Start up sulle rinnovabili
ECapital finanzia il progetto d’impresa di tre geologi di UniUrb

5 aprile 2012  |  di  |  Pubblicato in Innovazione, Slider

Geo-Energy Solutions and Technologies2 (GEST2) è il titolo del progetto di impresa che il 27 marzo, al Teatro delle Muse di Ancona, è risultato tra i vincitori del bando 2011 di ecapital, la competizione tra idee imprenditoriali innovative finanziata dalla Fondazione Marche.

Il progetto d’impresa nato da tre geologi dell’Università di Urbino è stato finanziato da ecapital con ventimila euro e si occuperà di risorsa geotermica e green economy.

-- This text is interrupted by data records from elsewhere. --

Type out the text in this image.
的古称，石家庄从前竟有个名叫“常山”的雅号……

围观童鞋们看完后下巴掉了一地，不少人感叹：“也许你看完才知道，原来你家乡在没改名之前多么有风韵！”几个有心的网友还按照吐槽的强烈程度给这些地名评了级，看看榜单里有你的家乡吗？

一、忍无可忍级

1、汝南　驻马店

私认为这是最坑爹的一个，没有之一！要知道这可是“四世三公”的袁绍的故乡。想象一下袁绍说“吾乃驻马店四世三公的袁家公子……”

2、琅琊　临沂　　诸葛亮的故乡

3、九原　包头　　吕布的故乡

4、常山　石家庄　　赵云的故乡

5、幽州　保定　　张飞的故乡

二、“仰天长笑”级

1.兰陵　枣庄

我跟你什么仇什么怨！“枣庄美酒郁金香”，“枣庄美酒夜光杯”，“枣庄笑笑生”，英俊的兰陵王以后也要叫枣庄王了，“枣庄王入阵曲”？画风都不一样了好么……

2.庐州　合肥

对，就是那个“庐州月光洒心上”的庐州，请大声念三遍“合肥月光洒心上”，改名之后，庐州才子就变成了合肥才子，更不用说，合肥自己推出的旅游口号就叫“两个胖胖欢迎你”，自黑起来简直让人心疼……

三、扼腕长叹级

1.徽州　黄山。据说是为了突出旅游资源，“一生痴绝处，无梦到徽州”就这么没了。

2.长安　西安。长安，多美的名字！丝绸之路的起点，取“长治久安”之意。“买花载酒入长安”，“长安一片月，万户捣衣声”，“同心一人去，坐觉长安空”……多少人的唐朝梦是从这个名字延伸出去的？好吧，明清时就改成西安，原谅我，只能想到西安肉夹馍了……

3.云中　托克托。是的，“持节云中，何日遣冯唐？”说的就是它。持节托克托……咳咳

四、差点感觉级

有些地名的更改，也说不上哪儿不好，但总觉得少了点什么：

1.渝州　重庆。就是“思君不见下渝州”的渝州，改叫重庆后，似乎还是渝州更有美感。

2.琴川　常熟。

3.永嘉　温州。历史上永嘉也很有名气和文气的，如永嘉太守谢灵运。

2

Alessandro Blasi, Filippo Piscaglia e Stefano Del Moro (capogruppo)

Alessandro Blasi, Filippo Piscaglia e Stefano Del Moro (capogruppo)

Per partecipare a ecapital è sufficiente un’idea innovativa, ma per vincere occorre svilupparla con il migliore business plan. In questa undicesima edizione di ecapital i 30 gruppi finalisti sono stati selezionati, su un totale di 73 progetti iscritti, da un Comitato tecnico scientifico presieduto dal prof. Marco Pacetti dell’Università Politecnica delle Marche.

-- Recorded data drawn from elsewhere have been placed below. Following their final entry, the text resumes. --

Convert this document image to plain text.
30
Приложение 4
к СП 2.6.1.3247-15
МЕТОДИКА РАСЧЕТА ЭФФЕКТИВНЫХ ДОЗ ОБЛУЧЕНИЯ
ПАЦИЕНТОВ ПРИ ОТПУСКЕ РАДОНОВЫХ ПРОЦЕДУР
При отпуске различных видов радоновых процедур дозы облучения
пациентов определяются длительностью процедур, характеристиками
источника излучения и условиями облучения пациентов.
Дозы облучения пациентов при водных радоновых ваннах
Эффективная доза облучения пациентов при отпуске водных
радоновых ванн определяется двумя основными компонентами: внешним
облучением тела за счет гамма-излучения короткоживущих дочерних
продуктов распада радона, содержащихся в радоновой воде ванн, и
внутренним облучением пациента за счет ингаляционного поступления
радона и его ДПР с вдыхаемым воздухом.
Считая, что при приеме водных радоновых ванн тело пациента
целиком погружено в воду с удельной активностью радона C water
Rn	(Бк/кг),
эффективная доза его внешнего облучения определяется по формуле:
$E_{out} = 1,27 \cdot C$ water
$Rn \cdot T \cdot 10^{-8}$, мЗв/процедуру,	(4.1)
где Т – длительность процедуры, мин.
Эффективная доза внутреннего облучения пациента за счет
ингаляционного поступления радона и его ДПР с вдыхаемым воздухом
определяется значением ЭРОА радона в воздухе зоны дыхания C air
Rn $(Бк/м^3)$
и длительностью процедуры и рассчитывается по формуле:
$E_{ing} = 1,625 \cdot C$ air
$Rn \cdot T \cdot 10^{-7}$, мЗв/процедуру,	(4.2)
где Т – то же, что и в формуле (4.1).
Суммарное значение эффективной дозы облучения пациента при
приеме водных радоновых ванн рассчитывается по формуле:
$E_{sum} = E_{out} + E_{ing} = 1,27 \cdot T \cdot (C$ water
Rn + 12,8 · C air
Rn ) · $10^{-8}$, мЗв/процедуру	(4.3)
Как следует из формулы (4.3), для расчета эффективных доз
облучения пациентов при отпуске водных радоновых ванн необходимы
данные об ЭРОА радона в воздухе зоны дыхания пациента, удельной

Il capogruppo del progetto GEST2, Stefano Del Moro, ci parla della proposta presentata: “Si tratta di realizzare e brevettare delle sonde scambiatrici di calore da installare nel sottosuolo, alternative a quelle comunemente utilizzate negli impianti di climatizzazione con pompe di calore geotermico, con l’obiettivo di mantenere elevata l’efficienza energetica ma abbattendo i costi di realizzazione. Queste nuove sonde geotermiche permetterebbero cioè di ottenere dal sottosuolo una quantità maggiore di energia termica per metro lineare di perforazione”.

Filippo Piscaglia, membro del gruppo premiato, aggiunge: “Ho svolto il dottorato di ricerca in Scienze della Terra presso l’Università di Urbino sulla risorsa geotermica, il cui sviluppo negli utilizzi non elettrici, dipenderà dall’innovazione di prodotto e di processo delle sonde geotermiche messe in opera nel sottosuolo nonché da sussidi pubblici di incentivazione di sistemi fotovoltaici integrabili con altre fonti rinnovabili come il solare termico e, per l’appunto, la geotermia”.

Infine Alessandro Blasi, il terzo geologo del gruppo: “Sono in attesa di discutere la mia tesi di dottorato sul monitoraggio di impianti che sfruttano il geoscambio per la climatizzazione e sotto la guida del mio tutor, il prof. Marco Menichetti, ho focalizzato la mia tesi sulla miglior comprensione delle risposte termiche del sottosuolo in cui sono installate le sonde geotermiche”.

Presso il Dipartimento di Scienze della Terra, della Vita e dell’Ambiente (DiSTeVA) c’è soddisfazione per il risultato raggiunto e il prof. Alberto Renzulli, coordinatore dei corsi di Laurea in Scienze Geologiche conclude: “Il premio è finalizzato all’avvio di una impresa che porti a compimento il business plan e che potrebbe rappresentare un volano per la costituzione di un vero e proprio spin off dell’Università di Urbino, che si occupi non solo di geotermia ma in generale di tutte le fonti di energia rinnovabili, con il coinvolgimento di laureati e giovani ricercatori che intendono sviluppare brevetti nel campo della green economy”.